Here are some folk legends about the Claddagh:
It symbolizes LOVE (heart),
FRIENDSHIP & FAITH(hands),
and LOYALTY & FIDELITY(crown).
There was a Dublin version of this ring that appeared
some 100 years back with two hands and two Hearts
but no Crown. Some call this version the Fenian Claddagh.
The Crown to The Father, The Left hand to the Son,
and the Right Hand the the Holy Ghost.
This explanation is directly correlated to the Shamrock,
one of the earliest symbols of the Holy Trinity among the Irish.
Some will say that the crown represents Beathauile.
The left hand represents Anu who was the ancestral
and universal mother of the Celts and who later
changed her name Danu. The right hand represents
Dagda Mor, the father of the gods who was so
powerful he had the power to make the sun stand still.
The heart represents the Hearts of all mankind and that which gives the
everlasting music to the Gael.
Way back in the sandy mists of time, so the
story went, there was a great king who was madly
in love with a peasant woman--but as she was of a
lower class his love had to go unrequited. In suicidal
the king killed himself and had his hands lopped off
and placed around his heart as a symbol of his undying
love for the woman.
Another version o the Joyce tale tells that a
Margaret Joyce married Domingo de Rona,
a wealthy Spanish merchant who traded with Galway.

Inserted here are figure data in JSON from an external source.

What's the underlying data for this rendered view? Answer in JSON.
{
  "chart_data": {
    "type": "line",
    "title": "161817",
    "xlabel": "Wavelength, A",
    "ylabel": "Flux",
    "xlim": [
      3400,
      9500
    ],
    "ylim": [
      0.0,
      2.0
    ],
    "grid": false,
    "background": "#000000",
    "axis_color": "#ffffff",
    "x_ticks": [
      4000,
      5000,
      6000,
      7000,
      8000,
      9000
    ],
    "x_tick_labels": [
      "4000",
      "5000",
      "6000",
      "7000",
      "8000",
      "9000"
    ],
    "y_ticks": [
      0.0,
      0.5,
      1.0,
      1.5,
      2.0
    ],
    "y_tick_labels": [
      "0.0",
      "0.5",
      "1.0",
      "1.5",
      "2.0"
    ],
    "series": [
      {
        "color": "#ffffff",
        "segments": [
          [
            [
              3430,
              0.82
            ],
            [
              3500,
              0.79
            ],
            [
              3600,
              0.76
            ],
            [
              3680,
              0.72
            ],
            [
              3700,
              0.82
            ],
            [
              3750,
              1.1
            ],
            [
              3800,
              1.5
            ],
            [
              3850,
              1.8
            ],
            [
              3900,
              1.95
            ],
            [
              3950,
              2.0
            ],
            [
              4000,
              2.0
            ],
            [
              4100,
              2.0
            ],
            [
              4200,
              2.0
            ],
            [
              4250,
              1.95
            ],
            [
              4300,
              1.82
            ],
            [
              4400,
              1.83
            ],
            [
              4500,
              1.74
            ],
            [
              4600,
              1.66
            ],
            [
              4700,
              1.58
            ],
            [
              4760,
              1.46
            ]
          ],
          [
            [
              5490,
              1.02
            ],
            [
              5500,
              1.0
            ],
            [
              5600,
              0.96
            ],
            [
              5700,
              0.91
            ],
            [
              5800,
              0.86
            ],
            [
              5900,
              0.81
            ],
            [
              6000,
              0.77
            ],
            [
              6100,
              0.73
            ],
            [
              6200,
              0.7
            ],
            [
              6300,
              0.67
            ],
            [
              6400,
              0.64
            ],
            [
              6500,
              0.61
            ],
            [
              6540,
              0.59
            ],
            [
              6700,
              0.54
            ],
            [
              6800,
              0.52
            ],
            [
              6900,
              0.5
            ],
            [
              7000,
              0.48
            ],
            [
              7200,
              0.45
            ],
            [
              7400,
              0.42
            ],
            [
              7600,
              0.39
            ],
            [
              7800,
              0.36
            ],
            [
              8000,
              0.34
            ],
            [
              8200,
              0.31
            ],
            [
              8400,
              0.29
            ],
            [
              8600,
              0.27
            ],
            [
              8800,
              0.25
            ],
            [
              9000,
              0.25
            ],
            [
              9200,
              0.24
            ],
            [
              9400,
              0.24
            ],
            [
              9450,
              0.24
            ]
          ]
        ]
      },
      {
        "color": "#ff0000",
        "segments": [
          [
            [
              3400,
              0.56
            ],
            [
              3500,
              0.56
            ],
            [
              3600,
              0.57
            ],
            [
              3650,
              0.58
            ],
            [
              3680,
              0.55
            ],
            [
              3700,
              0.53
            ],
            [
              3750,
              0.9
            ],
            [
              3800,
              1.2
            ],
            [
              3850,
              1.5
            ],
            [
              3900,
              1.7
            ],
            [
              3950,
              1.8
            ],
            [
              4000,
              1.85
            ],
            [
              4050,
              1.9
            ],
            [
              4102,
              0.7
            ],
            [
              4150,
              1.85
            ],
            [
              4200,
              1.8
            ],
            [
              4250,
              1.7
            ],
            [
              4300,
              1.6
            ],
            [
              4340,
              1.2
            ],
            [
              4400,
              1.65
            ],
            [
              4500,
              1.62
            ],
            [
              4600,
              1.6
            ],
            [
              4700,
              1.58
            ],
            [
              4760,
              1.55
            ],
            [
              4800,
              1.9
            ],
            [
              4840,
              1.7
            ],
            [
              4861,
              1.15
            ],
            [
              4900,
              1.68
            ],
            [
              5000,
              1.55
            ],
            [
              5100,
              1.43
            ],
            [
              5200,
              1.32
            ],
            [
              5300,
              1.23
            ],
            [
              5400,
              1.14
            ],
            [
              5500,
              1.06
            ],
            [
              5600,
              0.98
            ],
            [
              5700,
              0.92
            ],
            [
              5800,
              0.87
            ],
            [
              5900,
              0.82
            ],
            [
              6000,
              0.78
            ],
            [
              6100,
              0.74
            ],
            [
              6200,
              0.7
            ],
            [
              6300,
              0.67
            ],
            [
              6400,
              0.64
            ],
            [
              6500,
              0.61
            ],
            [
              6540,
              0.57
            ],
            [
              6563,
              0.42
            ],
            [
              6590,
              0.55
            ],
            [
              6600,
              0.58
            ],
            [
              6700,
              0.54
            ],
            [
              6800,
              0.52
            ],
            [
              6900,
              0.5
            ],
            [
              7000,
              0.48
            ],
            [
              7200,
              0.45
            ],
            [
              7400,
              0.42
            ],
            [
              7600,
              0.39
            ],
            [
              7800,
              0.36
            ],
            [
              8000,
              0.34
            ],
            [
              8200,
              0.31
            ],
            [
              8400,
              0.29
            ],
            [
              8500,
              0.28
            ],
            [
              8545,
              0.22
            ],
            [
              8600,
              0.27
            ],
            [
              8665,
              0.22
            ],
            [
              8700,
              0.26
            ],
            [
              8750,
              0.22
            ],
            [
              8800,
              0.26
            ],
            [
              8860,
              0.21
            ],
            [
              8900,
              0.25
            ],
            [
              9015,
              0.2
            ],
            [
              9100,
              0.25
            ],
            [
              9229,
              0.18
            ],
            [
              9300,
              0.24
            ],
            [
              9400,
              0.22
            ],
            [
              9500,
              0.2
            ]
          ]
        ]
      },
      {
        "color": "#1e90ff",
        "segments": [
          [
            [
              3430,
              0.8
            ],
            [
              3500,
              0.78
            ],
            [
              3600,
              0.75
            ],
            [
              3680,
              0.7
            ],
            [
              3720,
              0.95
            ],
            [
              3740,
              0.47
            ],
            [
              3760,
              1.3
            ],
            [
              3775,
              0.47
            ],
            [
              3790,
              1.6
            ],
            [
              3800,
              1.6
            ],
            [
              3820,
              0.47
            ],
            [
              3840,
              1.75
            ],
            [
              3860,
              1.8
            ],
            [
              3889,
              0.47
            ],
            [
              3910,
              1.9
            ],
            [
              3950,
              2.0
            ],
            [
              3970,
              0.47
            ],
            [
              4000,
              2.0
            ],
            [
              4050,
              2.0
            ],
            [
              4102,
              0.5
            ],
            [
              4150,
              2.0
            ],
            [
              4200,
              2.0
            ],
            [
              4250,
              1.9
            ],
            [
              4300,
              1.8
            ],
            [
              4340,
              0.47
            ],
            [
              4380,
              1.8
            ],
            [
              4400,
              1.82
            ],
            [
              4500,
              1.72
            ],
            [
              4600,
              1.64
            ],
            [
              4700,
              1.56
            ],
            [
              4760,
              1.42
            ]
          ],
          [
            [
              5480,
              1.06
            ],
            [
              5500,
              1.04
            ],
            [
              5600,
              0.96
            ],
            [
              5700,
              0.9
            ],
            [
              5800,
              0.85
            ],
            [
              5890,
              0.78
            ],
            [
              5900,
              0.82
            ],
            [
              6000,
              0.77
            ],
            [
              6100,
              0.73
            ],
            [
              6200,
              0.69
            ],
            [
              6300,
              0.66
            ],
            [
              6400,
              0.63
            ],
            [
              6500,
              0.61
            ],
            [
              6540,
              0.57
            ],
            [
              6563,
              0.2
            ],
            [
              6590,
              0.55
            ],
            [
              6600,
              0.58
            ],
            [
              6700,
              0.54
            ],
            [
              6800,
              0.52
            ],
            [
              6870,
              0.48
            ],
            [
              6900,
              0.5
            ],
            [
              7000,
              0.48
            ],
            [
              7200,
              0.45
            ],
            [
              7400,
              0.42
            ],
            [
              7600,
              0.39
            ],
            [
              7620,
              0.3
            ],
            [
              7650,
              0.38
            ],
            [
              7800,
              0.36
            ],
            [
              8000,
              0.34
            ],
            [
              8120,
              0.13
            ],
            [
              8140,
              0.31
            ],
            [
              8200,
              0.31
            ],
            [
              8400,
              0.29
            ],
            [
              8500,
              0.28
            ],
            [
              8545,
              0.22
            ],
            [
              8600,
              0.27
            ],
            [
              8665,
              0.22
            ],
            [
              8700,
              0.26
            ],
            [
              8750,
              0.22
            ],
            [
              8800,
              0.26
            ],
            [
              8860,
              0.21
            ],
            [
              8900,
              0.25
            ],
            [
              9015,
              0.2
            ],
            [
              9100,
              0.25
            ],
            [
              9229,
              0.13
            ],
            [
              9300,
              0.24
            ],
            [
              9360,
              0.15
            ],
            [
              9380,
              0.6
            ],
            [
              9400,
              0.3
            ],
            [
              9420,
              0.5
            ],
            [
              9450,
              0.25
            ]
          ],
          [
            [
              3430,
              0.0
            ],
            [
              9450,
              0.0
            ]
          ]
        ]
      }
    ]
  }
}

They proceeded to Spain, where he died, leaving her
a considerable fortune. Returning to Galway she used
her fortune to build bridges from Galway to Sligo,
and married one Oliver Og French, Major of Galway 1596-7.
She was rewarded for her good works and charity by an
eagle who dropped the original Claddagh ring into her lap.
By tradition the ring is taken to signify
the wish that Love and friendship should reign supreme.
The hands signify friendship, the crown loyalty,
and the heart love. The ring has become popular outside
Connamera since the middle of the last century -
its spread being helped by the vast exodus from
the West during the great Famine in 1847-49.
These rings were kept as heirlooms with great
pride and passed from mother to daughter.
Today, the ring is worn extensively across Ireland,
either on the right hand with the heart turned outwards
showing that the wearer is "fancy free" or with the
heart turned inwards to denote that he or she is
"spoken for". The pride of place is on the left hand,
with the heart turned in, indicating that the wearer is
happily married and the love and friendship
will last forever, the two never separated.